Isn’t it curious? The HDP held the key to the 7 June 2015 General Elections and now once more holds the key three years on.

Think of what has happened over these three years.

First the “non-conflict period” ended. Then state authority, having been rocked with the ditches the PKK dug, was re-established with the “positive reply” elicited by the solicitation the ruling party’s new de-facto partner Devlet Bahçeli made in April 2016 of “leave no stones standing, leave no heads on shoulders.”

Moves were launched for the HDP’s actual liquidation prior to the 16 April 2017 Constitutional Referendum.

Parliamentary immunities were lifted in May 2016; Co-Chair Selahattin Demirtaş was imprisoned in November 2016; it was wished to make him pay the price for the slogan, “We will see to it that you are not president” in the form of his still continuing imprisonment. Many HDP parliamentarians have been detained, released and redetained. Curators have been appointed to municipalities and mayors have been imprisoned. Thousands of HDP administrators and supporters are currently in prison charged with terrorist organisation membership. Despite all these disciplinary measures, the HDP has once more come before the electorate as the key-holding party.

Selahattin Demirtaş is in jail but is one more his party’s presidential candidate.

The HDP’s claim to be a “party of Turkey” conveyed the party’s desire under Selahattin Demirtaş’s leadership to turn into a true political actor. Another slogan in which this desire found expression was “We will see to it that you are not president.” The surmounting by the HDP of the unconscionable and immoral ten per cent electoral threshold in the 7 June and 1 November 2015 general elections to enable it to enter parliament was thanks to Demirtaş’s claim of being a party of Turkey and the “We will see to it that you are not president” slogan. Under conditions in which the non-conflict period gave way to conflict in the summer of 2015, the HDP’s claim to be a party of Turkey was palpably incapable of reaping its just reward and it lacked the strength for this even if the wish existed. Despite this disadvantage, the party once more managed to surmount the threshold in the 1 November 2015 “repeat elections” and enter parliament.

As to today, there is no obstacle originating from within to the HDP maintaining its claim to be a party of Turkey.
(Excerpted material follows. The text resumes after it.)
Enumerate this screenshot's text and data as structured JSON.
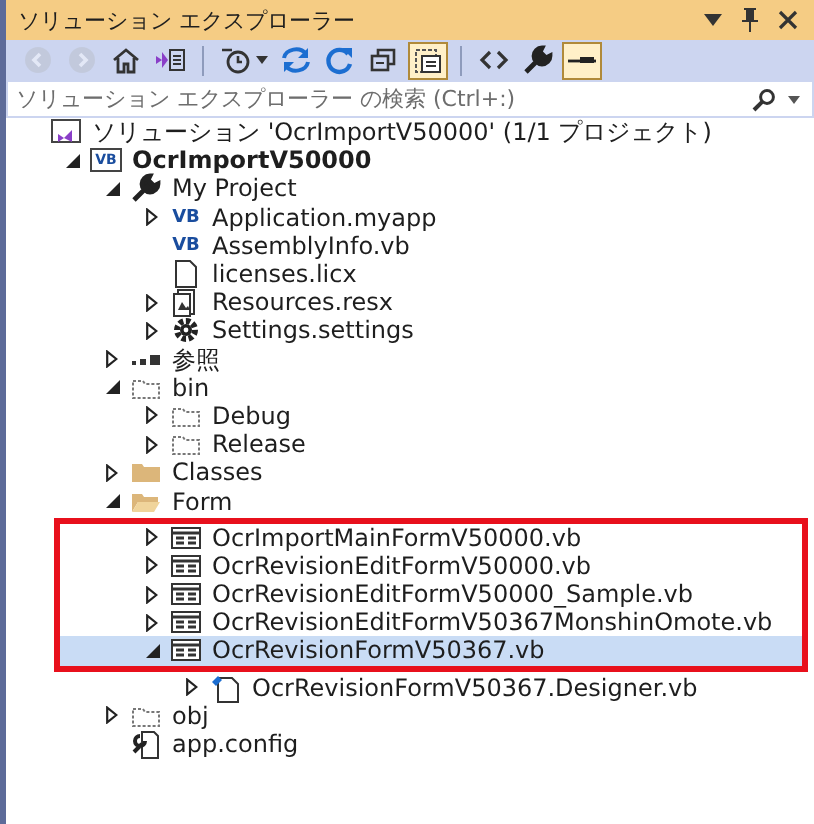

Indeed, in the electoral manifestos it announced yesterday, they said, “We are a party of Turkey” and adopted a stance that promised left-leaning solutions for the whole country’s problems. Demirtaş said in a statement published in BirGün newspaper the day before yesterday, “The HDP is neither pro-Kurdish nor pro-Turkish. It must be stated most definitely that the it is not the PKK’s representative, either. The HDP is the representative of the peoples and individuals who vote for it.”

If the HDP convinces the electorate in the west of the country, it may manage to repeat its successes of 2015 on 24 June, despite the negative factors that engulf it and the severe pressure on it.